= Robert Blanchon =

American artist

Robert Blanchon (1965–1999) was an American artist born in Foxboro, Massachusetts. His conceptual artworks often dealt with histories of American Conceptual Art, the politics of AIDS and representations of queer sexuality.

Blanchon attended the School of the Art Institute of Chicago from 1984 to 1989, earning both a BFA and a MFA. While in Chicago, Blanchon was an active participant in the non-profit art scene, curating exhibitions at N.A.M.E. gallery, contributing to Tony Tasset, et al.'s artist project Anonymous Museum, and designing a poster for the City of Chicago's billboard campaign Art Against AIDS: On the Road.

From 1989 to 1994, Robert Blanchon lived in New York City and worked in the Communications Department at the New Museum of Contemporary Art while producing his photographic, sculptural, performance, and video artworks. He worked in the studio of Mary Ellen Carroll that was also shared with Charles Brown and Omar Lopez-Chahoud at 480 Canal Street, Suite 703, New York City. This is where he completed many of his early photographic series including the stains, tattoos, and greeting cards series. Also during this period, Blanchon created two of his most widely known and exhibited artworks, "Untitled (self-portrait)" (1991), a series of fourteen self-portraits commissioned by street artists, and "Protection" (1992), a letter by the artist to his mother telling her he was HIV positive, juxtaposed with her twelve-page response. He had two solo shows in New York City, at Artists Space in 1994 and at White Columns in 1995.

In 1995, Blanchon moved to California to take a position as an artist-in-residence at the University of California, Irvine. Teaching and art-making were from this point forward his main occupations. While in California, he produced the video "let's just kiss + say goodbye" (1995), which was exhibited in national and international film festivals, and he had two major solo shows, one at the Los Angeles Center for Photographic Studies in 1996 and one at Marc Foxx Gallery in the following year. He worked at UC Irvine until 1997, leaving after being denied a tenure track position despite his popularity with students who voted him Best Teacher in 1996.
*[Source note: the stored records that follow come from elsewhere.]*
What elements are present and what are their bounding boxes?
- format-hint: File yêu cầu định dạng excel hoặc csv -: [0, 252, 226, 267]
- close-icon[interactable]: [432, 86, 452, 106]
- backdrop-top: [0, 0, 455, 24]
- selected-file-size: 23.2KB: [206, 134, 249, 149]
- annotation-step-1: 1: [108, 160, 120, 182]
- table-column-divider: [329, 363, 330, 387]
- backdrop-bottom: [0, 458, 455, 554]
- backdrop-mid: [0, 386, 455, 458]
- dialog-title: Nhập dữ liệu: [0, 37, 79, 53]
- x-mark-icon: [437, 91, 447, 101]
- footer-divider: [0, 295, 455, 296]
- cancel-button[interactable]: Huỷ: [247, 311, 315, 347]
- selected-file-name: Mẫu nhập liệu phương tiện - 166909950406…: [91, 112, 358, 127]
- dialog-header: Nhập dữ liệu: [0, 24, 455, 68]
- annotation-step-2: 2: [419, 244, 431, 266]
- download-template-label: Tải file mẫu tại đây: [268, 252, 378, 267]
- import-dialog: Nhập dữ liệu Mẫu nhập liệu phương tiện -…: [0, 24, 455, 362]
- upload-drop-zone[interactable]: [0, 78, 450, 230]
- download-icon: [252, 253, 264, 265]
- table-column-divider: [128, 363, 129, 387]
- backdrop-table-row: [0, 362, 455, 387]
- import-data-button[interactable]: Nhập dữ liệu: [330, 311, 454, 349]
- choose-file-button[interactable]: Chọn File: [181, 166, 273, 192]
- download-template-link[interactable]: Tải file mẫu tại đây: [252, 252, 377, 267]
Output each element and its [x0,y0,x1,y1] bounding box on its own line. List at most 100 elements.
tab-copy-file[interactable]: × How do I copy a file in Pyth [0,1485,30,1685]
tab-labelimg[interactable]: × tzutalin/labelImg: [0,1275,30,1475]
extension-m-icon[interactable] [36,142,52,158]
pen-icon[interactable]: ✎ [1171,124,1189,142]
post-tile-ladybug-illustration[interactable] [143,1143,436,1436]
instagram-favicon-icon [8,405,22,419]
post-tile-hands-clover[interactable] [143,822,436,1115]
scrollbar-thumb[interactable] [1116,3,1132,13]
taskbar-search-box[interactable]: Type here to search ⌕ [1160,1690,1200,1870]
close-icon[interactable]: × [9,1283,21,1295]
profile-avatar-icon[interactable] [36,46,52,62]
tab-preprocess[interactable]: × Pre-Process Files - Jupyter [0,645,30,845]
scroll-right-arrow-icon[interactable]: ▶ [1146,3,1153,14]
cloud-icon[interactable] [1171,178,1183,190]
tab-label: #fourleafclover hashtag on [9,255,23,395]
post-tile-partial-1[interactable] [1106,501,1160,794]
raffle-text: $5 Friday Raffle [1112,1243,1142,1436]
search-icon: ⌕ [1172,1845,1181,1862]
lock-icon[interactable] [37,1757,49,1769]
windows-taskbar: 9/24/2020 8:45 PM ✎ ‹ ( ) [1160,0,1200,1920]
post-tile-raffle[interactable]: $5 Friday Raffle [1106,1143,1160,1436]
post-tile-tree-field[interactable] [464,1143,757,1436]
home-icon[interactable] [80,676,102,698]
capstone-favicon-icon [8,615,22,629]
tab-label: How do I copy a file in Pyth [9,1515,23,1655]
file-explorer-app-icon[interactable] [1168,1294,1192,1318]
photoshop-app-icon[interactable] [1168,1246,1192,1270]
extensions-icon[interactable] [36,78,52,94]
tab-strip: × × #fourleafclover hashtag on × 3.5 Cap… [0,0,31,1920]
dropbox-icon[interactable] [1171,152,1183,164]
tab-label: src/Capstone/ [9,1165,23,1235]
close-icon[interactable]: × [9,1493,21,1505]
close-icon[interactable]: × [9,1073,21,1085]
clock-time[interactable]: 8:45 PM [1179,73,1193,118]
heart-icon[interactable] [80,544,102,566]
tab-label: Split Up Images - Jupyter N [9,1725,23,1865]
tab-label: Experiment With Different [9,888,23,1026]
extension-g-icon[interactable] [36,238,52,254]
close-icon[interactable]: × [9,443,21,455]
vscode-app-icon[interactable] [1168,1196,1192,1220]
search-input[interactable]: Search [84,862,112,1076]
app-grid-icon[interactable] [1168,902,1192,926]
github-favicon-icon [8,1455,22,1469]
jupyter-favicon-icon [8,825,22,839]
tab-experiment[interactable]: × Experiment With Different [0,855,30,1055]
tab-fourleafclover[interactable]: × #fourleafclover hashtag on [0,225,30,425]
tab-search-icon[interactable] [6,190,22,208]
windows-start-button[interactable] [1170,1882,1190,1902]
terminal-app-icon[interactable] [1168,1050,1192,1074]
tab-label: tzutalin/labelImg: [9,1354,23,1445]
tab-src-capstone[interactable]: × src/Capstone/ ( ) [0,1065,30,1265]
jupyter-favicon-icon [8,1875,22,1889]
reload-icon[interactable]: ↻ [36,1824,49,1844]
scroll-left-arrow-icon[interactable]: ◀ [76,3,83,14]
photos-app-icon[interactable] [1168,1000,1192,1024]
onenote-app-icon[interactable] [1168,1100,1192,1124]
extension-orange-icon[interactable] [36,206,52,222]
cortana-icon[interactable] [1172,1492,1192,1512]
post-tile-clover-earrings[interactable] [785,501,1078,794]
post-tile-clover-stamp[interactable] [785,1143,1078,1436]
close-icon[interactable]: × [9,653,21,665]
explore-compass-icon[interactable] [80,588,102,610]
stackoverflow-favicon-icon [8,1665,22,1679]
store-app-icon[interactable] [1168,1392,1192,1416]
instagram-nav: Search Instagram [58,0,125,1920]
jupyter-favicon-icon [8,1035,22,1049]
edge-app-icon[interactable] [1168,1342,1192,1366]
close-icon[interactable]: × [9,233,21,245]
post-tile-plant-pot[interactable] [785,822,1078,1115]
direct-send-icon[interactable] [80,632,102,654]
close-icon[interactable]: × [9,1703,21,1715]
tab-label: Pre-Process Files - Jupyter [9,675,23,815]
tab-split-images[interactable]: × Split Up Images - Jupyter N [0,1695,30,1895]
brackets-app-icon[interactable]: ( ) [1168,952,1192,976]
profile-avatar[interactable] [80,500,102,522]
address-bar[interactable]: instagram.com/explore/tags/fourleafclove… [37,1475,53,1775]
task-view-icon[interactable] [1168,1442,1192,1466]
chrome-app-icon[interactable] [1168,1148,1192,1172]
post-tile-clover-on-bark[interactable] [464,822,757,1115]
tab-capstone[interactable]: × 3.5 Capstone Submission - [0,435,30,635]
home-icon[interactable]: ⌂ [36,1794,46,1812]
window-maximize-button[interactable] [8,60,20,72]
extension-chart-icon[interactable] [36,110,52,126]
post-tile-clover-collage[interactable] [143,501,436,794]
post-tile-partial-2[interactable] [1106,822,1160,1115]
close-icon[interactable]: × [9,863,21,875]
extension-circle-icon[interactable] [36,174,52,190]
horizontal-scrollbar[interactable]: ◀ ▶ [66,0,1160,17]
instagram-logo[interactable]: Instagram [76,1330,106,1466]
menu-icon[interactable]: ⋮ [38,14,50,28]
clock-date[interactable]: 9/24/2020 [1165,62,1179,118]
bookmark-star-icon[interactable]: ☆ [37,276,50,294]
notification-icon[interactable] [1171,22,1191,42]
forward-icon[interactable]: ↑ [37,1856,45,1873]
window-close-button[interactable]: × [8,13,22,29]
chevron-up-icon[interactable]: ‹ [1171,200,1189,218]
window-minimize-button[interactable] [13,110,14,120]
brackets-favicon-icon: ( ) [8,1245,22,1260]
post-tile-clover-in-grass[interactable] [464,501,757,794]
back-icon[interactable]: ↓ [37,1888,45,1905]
In the spring of 1998, Blanchon moved back to Chicago to become an artist-in-residence at the School of the Art Institute of Chicago, and in the fall of the same year, he took another artist-in-residence position at The University of North Carolina at Chapel Hill. During this time he had a solo show of new works of photography and sculpture at the June and John Alcott Gallery in Chapel Hill. The following spring he returned to the School of the Art Institute of Chicago to teach a graduate level seminar. By the end of the summer Blanchon was hospitalized due to complications related to AIDS, and died on October 3, 1999, at age 33 in the ICU at Cook County Hospital in Chicago.

Following his death, the Robert Blanchon Estate was established to manage his archive and artistic legacy. In 2003, The Judith Rothschild Foundation awarded the Robert Blanchon Estate at Visual AIDS the initial funding for the organization of his work and archive. Mary Ellen Carroll who is the Executor of The Robert Blanchon Estate partnered with Visual AIDS working with Amy Sadao, the Executive Director of Visual AIDS and Nelson Santos, the Associate Director. Sasha Archibald was hired as the project director for The Robert Blanchon Estate Project. The Andy Warhol Foundation for the Arts provided support for the monograph of Robert Blanchon that was published by Visual AIDS, edited by Tania Duvergne, designed by Danielle Aubert, and distributed by D.A.P. DISTRIBUTED ART PRESS, INC, with essays by Greg Bordowitz and Sasha Archibald.

In 2009, Marvin Taylor the Director of the Fales Library and Special Collections at New York University acquired the archive and works in The Robert Blanchon Estate. Marvin Taylor was introduced to The Robert Blanchon Estate and Mary Ellen Carroll through Julie Ault. The exhibition of Robert Blanchon's work YOU MAKE ME FEEL (MIGHTY REAL) at the Fales Collection was held from November 19, 2009, until February 26, 2010, and was curated by Sasha Archibald, Tania Duvergne, and Bethany Martin-Breen.